Treffen sich Lloyd Cole, Ry Cooder und Nico am Sterbebett von Syd Barret und singen. Was kommt dabei heraus? Moss Elixir, die neue Platte von Robyn Hitchcock. Ist das jetzt ein Kompliment? Eindeutig nein! Denn die zwölf Songs auf seiner mittlerweile 15. Platte sind eine triefnasige und weinerliche Version seiner ehedem furiosen Rockmusik.

Als Hitchcock nach der Auflösung der Soft Boys seine hitchcockzentrierte Variation des euphorischen Rocksongs mit den Egyptians entwickelte, sammelten sich dabei Stücke an, die für lange Konzertabende mit der Jubeljugend gut waren, auch wenn ihm der Stadionerfolg anderer amerikanischer Bands derselben Qualitätsmarke stets versagt blieb.

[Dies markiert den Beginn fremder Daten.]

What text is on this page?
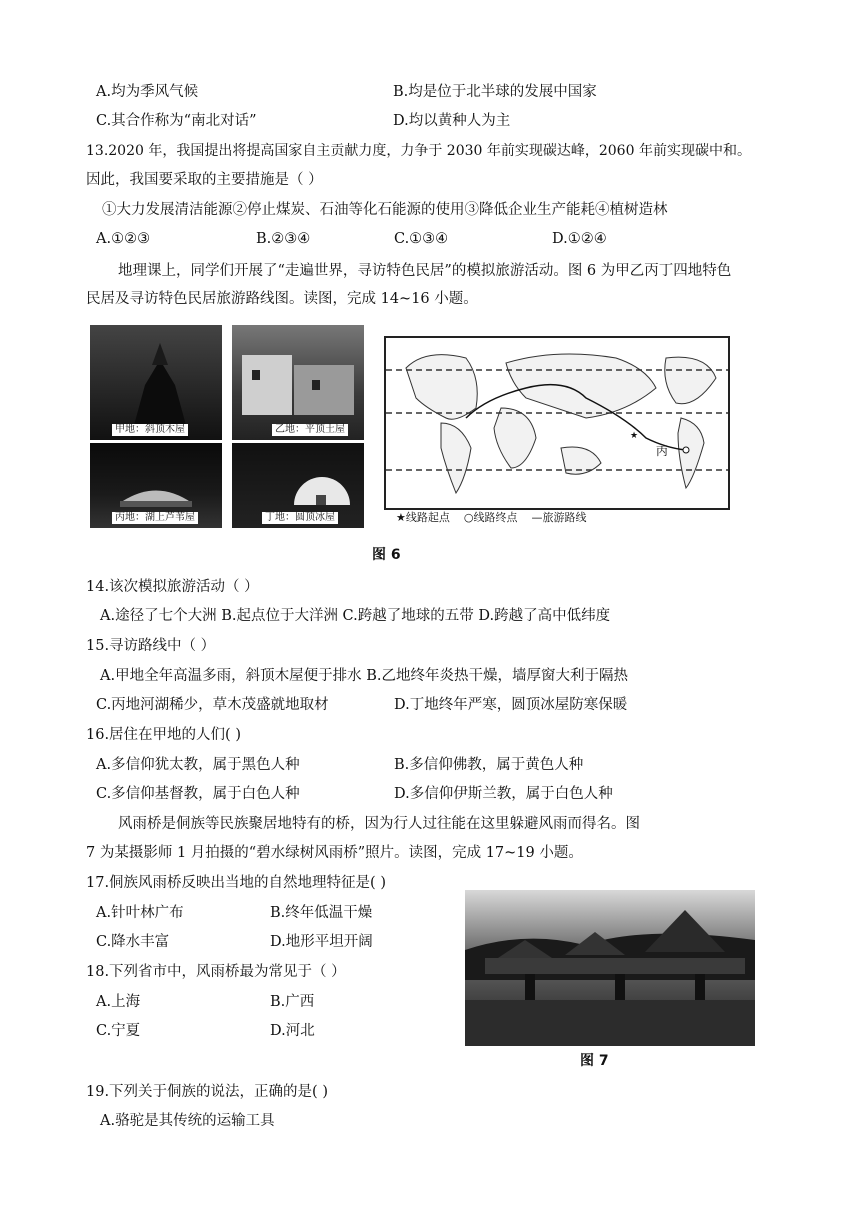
A.均为季风气候	B.均是位于北半球的发展中国家
C.其合作称为“南北对话”	D.均以黄种人为主
13.2020 年，我国提出将提高国家自主贡献力度，力争于 2030 年前实现碳达峰，2060 年前实现碳中和。
因此，我国要采取的主要措施是（ ）
①大力发展清洁能源②停止煤炭、石油等化石能源的使用③降低企业生产能耗④植树造林
A.①②③	B.②③④	C.①③④	D.①②④
地理课上，同学们开展了“走遍世界，寻访特色民居”的模拟旅游活动。图 6 为甲乙丙丁四地特色
民居及寻访特色民居旅游路线图。读图，完成 14~16 小题。
甲地：斜顶木屋	乙地：平顶土屋
丙地：湖上芦苇屋	丁地：圆顶冰屋
★
丙
★线路起点 ○线路终点 —旅游路线
图 6
14.该次模拟旅游活动（ ）
A.途径了七个大洲 B.起点位于大洋洲 C.跨越了地球的五带 D.跨越了高中低纬度
15.寻访路线中（ ）
A.甲地全年高温多雨，斜顶木屋便于排水 B.乙地终年炎热干燥，墙厚窗大利于隔热
C.丙地河湖稀少，草木茂盛就地取材	D.丁地终年严寒，圆顶冰屋防寒保暖
16.居住在甲地的人们( )
A.多信仰犹太教，属于黑色人种	B.多信仰佛教，属于黄色人种
C.多信仰基督教，属于白色人种	D.多信仰伊斯兰教，属于白色人种
风雨桥是侗族等民族聚居地特有的桥，因为行人过往能在这里躲避风雨而得名。图
7 为某摄影师 1 月拍摄的“碧水绿树风雨桥”照片。读图，完成 17~19 小题。
17.侗族风雨桥反映出当地的自然地理特征是( )
A.针叶林广布	B.终年低温干燥
C.降水丰富	D.地形平坦开阔
18.下列省市中，风雨桥最为常见于（ ）
A.上海	B.广西
C.宁夏	D.河北
图 7
19.下列关于侗族的说法，正确的是( )
A.骆驼是其传统的运输工具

Das lag vielleicht auch an seiner teilweise merkwürdigen Art Texte zu schreiben, deren Anspielungen junge amerikanische Menschen ohne Abitur nicht immer verstanden. Auch auf seiner neuen Solo-Platte weidet sich Hitchcock, ein ausnehmend europhiler Kalifornier, am Kulturgut der alten Welt. In „De Chirico Street“ stellt schon der Titel die Frage, die ein CD kaufender Surfidiot nur mit „De What?“ beantworten wird, und auch ein Titel wie „Heliotrop“ über eine Sonnenanbeterin gibt mit dem Duktus des Klugmanns dem gewöhnlichen Plattenfreund den Laufpaß.

Dagegen wäre ja auch nichts zu sagen, wenn denn die Musik gut wäre. Aber außer in „De Chirico Street“, wo Hitchcock wunderbar falsche Bläser zu einer Schrabbelgitarre mixt, hat diese Platte so viel Originalität wie ein Best-Of-Album von R.E.M.. Auch das wäre verzeihlich, wenn nicht aus jeder Akkordfolge, jedem Celloeinsatz, jeder angeschrägten Melodielinie der Anspruch hervorstöhnen würde, mal etwas ganz besonderes zu machen.

Leider Fehlanzeige: Moss Elixir klingt wie Talent auf Mutter-schaftsurlaub. Ganz beschäftigt mit sich selbst erzeugt die altbekannte Art des Songwriters die Einreihung in das Heer der Mütter, die ihr Baby für das niedlichste der Welt halten. Ein Abend für Schulterklopfer.